A team of University of North Carolina at Chapel Hill researchers has created robots that mimic animal muscles and skin interactions, thereby enhancing their effectiveness and safety for use within the body.

The researchers noted that the soft robots can perform various well-controlled movements — such as bending, expanding and twisting — inside biological environments.

Source: University of North Carolina at Chapel HillSource: University of North Carolina at Chapel Hill

The team also suggests that such bio-inspired soft robots employed as implants promise major advancements in the realm of surgery, diagnostics, drug delivery, prosthetics, artificial organs and rehabilitation tools, among other applications.

Making them appropriate for such applications is that the soft robotic implants can change shape and function, much like biological tissues. Further, they can match the softness of tissues, offer therapeutic treatments and perform real-time monitoring. Additionally, the soft robotic implants reportedly enhance diagnostic and therapeutic precision by incorporating sensing and actuation, possibly functioning as artificial organs.

To create the soft robots, the team combined two layers — an electronic skin (e-skin) composed of functional nanocomposites and an artificial muscle derived from a Poly(N-isopropyl acrylamide) or PNIPAM hydrogel. The team noted that while the e-skin detects touch, pressure, temperature and chemicals, the hydrogel muscle can both retract and relax.

In addition to being able to bend, expand and twist, the soft robot implants can also wirelessly move, sense and communicate, thereby enabling minimally invasive operations within the body.

The team suggests that the gentle attachment to tissues makes the soft robot implants less likely to cause stress and harm, and some of their designs include a bladder-wrapping robot for bladder control, a blood vessel cuff for flow measurement, an ingestible robot for stomach monitoring and a heart-grasping robot for epicardial sensing and stimulation.
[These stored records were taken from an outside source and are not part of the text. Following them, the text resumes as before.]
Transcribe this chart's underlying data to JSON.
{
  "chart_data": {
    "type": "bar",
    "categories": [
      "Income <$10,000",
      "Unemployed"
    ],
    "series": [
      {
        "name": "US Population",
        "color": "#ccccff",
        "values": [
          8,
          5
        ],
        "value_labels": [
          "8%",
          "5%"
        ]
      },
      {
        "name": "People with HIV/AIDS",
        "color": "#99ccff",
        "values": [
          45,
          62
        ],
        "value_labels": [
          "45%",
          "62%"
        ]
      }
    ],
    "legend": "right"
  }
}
Such devices can offer continuous monitoring of internal conditions like blood pressure and bladder volume. Likewise, they can be ingested to monitor and treat conditions in the stomach and offer treatments including electrical stimulation and they can also shape-shift to fit organs for better sensing and treatment.

Specifically, the researcher’s thera-gripper, which is an ingestible robot, can monitor stomach pH levels and deliver drugs periodically, thus enhancing gastrointestinal treatment. The gripper can also attach to the heart where it would monitor electrophysiological activity, measure contractions and offer electrical stimulation to regulate heart rhythm.

Meanwhile, a robotic bladder gripper can measure volume and offer electrical stimulation for overactive bladders, while a robotic cuff wraps around blood vessels to accurately measure blood pressure in real-time.

The researchers described their findings in the article, “Skin-inspired, sensory robots for electronic implants,” in the journal Nature Communications.